Sat, Nov 09, 2024 | Jumada al-Awwal 7, 1446 | DXB ktweather icon0°C

India police say were warned about Hyderabad bomb threat

Top Stories

India police say were warned about Hyderabad bomb threat

Indian police revealed on Friday they had been warned of a possible attack by militants in a bustling shopping area of Hyderabad where twin bombings killed at least 14 people and wounded scores.

Published: Fri 22 Feb 2013, 12:56 PM

Updated: Tue 7 Apr 2015, 3:33 PM

  • By
  • (AFP)

The near-simultaneous attacks on Thursday night outside a cinema and a bus stand in the Dilsukh Nagar district were the first deadly bombings in the country since 2011 and triggered condemnation from Indian and world leaders.

Fire fighters extinguish a fire at the site of an explosion in Hyderabad.- Reuters

The attacks also raised questions about whether Australia’s cricket team would go ahead with a scheduled international match against India in Hyderabad starting on March 2, although the tourists said the Test was still on for now.

As investigators sifted through the wreckage in their hunt for the perpetrators, Indian Prime Minister Manmohan Singh said those responsible for the “dastardly act” would be punished.

No group has claimed responsibility but newspapers pointed the finger at Indian Mujahideen. A senior detective said two of the group’s militants had spoken of a possible attack in the area during interrogation last October.

“We interrogated two militants who said they had recced various spots in Delhi, Mumbai, Hyderabad, Pune for a possible attack,” said S.N. Shrivastava, a Delhi police commissioner with responsibility for anti-terror operations.

“One of the places they mentioned was Dilsukh Nagar, which was hit last night,” hes aid.

Indian Mujahideen has claimed responsibility for numerous bomb blasts in recent years, and is often listed as a suspect in attacks across the country.

Questioned about the Indian Mujahideen’s possible involvement, Home Minister Shushil Kumar Shinde said it was too early to say. “The investigation has just started ... we will find out everything,” he said.

A report on India’s NDTV network said the cables of closed circuit television cameras had been cut days before the blasts.

A relative reacts at the Omini hospital Kothapet following bomb blasts in Hyderabad . - AFP

Speaking on a visit to the scene, Shinde put the death toll at 14 and the number of injured at 119.

N. Rao, a senior police official in Hyderabad, gave the toll as 16 and put the number of wounded at 80.

Many of those killed and injured were daily wage labourers shopping at the local fruit market before heading home.

Police said three of the dead were college students and another was a 30-year-old woman. One of the most seriously injured was a pregnant woman.

While Hindus form the majority of the population in Hyderabad, one of India’s largest and most historic cities.

Hyderabad is one of the main hubs of the country’s computing industry which hosts local offices of Google and Microsoft among others.

Doctors worked through the night to treat a stream of wounded victims as patients lay on stretchers at city hospitals and anguished relatives clamoured for news of loved ones.

The attacks came at a time when India was on alert after the recent hanging of a separatist unleashed protests in Kashmir.

Shinde said that while authorities had received intelligence of a possible threat of attack, “it was not specific”.

Commenting on the upcoming Test match in Hyderabad, Cricket Australia chief executive James Sutherland said he was taking advice from authorities.

“As far as I’m concerned we are playing the second Test in Hyderabad next week.
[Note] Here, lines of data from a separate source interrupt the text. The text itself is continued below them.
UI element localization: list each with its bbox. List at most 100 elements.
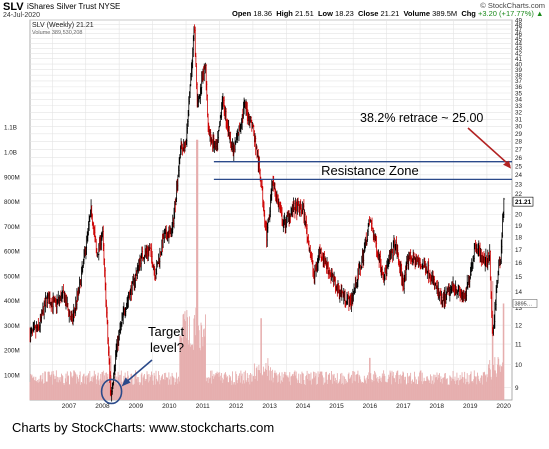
price-tick-label: 13 (515, 305, 523, 312)
price-tick-label: 22 (515, 191, 523, 198)
price-tick-label: 23 (515, 181, 523, 188)
open-label: Open (232, 9, 252, 18)
x-tick-label: 2007 (62, 403, 77, 410)
price-tick-label: 19 (515, 223, 523, 230)
price-tick-label: 25 (515, 163, 523, 170)
price-tick-label: 28 (515, 139, 523, 146)
retrace-arrow-head (503, 160, 511, 169)
price-tick-label: 46 (515, 31, 523, 38)
price-tick-label: 36 (515, 84, 523, 91)
stockcharts-brand: © StockCharts.com (480, 1, 545, 10)
low-label: Low (317, 9, 333, 18)
low-value: 18.23 (335, 9, 354, 18)
retrace-arrow (467, 127, 511, 167)
price-bars (29, 24, 506, 402)
symbol: SLV (3, 1, 24, 13)
x-tick-label: 2018 (430, 403, 445, 410)
chart-date: 24-Jul-2020 (3, 12, 40, 19)
price-tick-label: 29 (515, 131, 523, 138)
volume-bars (29, 139, 505, 400)
price-tick-label: 45 (515, 36, 523, 43)
volume-tick-label: 600M (4, 249, 20, 256)
chart-subtitle: Volume 389,530,208 (32, 30, 82, 36)
volume-tick-label: 500M (4, 273, 20, 280)
price-tick-label: 43 (515, 46, 523, 53)
last-volume-label: 3895… (515, 301, 533, 307)
x-tick-label: 2012 (229, 403, 244, 410)
chart-title: SLV (Weekly) 21.21 (32, 22, 94, 29)
price-tick-label: 47 (515, 26, 523, 33)
close-label: Close (357, 9, 379, 18)
price-tick-label: 14 (515, 289, 523, 296)
volume-value: 389.5M (432, 9, 458, 18)
volume-tick-label: 1.0B (4, 149, 17, 156)
price-bar (503, 197, 506, 219)
price-tick-label: 17 (515, 247, 523, 254)
x-tick-label: 2017 (396, 403, 411, 410)
volume-tick-label: 100M (4, 373, 20, 380)
volume-tick-label: 700M (4, 224, 20, 231)
volume-tick-label: 900M (4, 174, 20, 181)
price-tick-label: 18 (515, 235, 523, 242)
resistance-zone-label: Resistance Zone (321, 163, 419, 178)
target-circle (100, 378, 123, 405)
target-arrow (124, 359, 153, 385)
volume-tick-label: 300M (4, 323, 20, 330)
price-tick-label: 35 (515, 90, 523, 97)
target-label-line1: Target (148, 324, 185, 339)
price-tick-label: 31 (515, 117, 523, 124)
price-tick-label: 37 (515, 78, 523, 85)
x-tick-label: 2011 (196, 403, 210, 410)
retrace-label: 38.2% retrace ~ 25.00 (360, 111, 483, 125)
x-tick-label: 2010 (162, 403, 177, 410)
x-tick-label: 2013 (262, 403, 277, 410)
grid (30, 19, 512, 400)
price-tick-label: 44 (515, 41, 523, 48)
price-tick-label: 9 (515, 385, 519, 392)
open-value: 18.36 (253, 9, 273, 18)
chg-label: Chg (461, 9, 476, 18)
x-tick-label: 2016 (363, 403, 378, 410)
annotations: Resistance Zone 38.2% retrace ~ 25.00 Targ… (100, 111, 512, 405)
footer-credit: Charts by StockCharts: www.stockcharts.c… (12, 420, 275, 435)
plot-frame (29, 19, 513, 401)
price-tick-label: 24 (515, 172, 523, 179)
price-tick-label: 33 (515, 103, 523, 110)
price-tick-label: 15 (515, 274, 523, 281)
security-name: iShares Silver Trust NYSE (27, 2, 121, 11)
x-tick-label: 2019 (463, 403, 478, 410)
high-label: High (276, 9, 293, 18)
chg-up-arrow-icon: ▲ (535, 9, 544, 18)
x-tick-label: 2009 (129, 403, 144, 410)
price-tick-label: 38 (515, 72, 523, 79)
x-tick-label: 2008 (95, 403, 110, 410)
price-tick-label: 30 (515, 124, 523, 131)
volume-tick-label: 200M (4, 348, 20, 355)
price-tick-label: 32 (515, 110, 523, 117)
price-tick-label: 42 (515, 51, 523, 58)
x-tick-label: 2015 (329, 403, 344, 410)
price-tick-label: 40 (515, 61, 523, 68)
last-price-label: 21.21 (515, 199, 532, 206)
chg-value: +3.20 (+17.77%) (478, 9, 534, 18)
x-tick-label: 2020 (496, 403, 511, 410)
price-tick-label: 11 (515, 341, 522, 348)
x-tick-label: 2014 (296, 403, 311, 410)
last-price-box (512, 196, 534, 207)
ohlc-stats: Open 18.36 High 21.51 Low 18.23 Close 21… (232, 9, 543, 18)
price-tick-label: 12 (515, 322, 523, 329)
price-tick-label: 48 (515, 22, 523, 29)
price-tick-label: 41 (515, 56, 523, 63)
high-value: 21.51 (294, 9, 314, 18)
target-arrow-head (121, 377, 131, 387)
price-tick-label: 27 (515, 147, 523, 154)
price-tick-label: 26 (515, 155, 523, 162)
close-value: 21.21 (380, 9, 400, 18)
volume-label: Volume (403, 9, 431, 18)
price-tick-label: 34 (515, 97, 523, 104)
volume-tick-label: 1.1B (4, 125, 17, 132)
price-tick-label: 10 (515, 362, 523, 369)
That’s where we are at,” said Sutherland, who is with the team in Chennai for the opening Test starting later Friday.

Newspaper headlines summed up the anger over the attacks, with the headline in India Today reading: “Serial Terror Returns to Hyderabad”.
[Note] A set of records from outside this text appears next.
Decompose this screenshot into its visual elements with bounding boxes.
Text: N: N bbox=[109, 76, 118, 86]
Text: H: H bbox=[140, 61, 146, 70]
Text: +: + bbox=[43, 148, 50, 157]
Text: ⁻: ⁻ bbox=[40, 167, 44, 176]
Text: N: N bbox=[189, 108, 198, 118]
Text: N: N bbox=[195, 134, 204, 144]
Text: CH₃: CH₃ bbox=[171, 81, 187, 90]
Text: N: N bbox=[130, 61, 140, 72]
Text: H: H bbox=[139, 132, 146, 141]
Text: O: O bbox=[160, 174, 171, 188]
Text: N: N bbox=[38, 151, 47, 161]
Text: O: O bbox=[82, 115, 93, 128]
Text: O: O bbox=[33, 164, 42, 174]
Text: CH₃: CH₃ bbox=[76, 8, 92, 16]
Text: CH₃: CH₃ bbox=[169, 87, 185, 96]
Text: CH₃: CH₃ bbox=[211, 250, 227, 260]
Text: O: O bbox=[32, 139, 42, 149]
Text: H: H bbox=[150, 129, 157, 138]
In May 2007 at least 11 people were killed in a blast at a mosque in Hyderabad and five more died when police fired at protesters.

Months later in August, at least 40 people were killed in Hyderabad when two blasts hit an auditorium and an outdoor restaurant.

Foreign Secretary Ranjan Mathai, the top civil servant in India’s external affairs ministry, did not rule out foreign involvement. “I am not sure there is any evidence it could be homegrown terrorism,” he said in Washington Thursday.

New US Secretary of State John Kerry said in a tweet that he had expressed his sympathies for the “brave people” of Hyderabad when he met Mathai while UN chief Ki-Moon “strongly condemn(ed) the indiscriminate attacks”.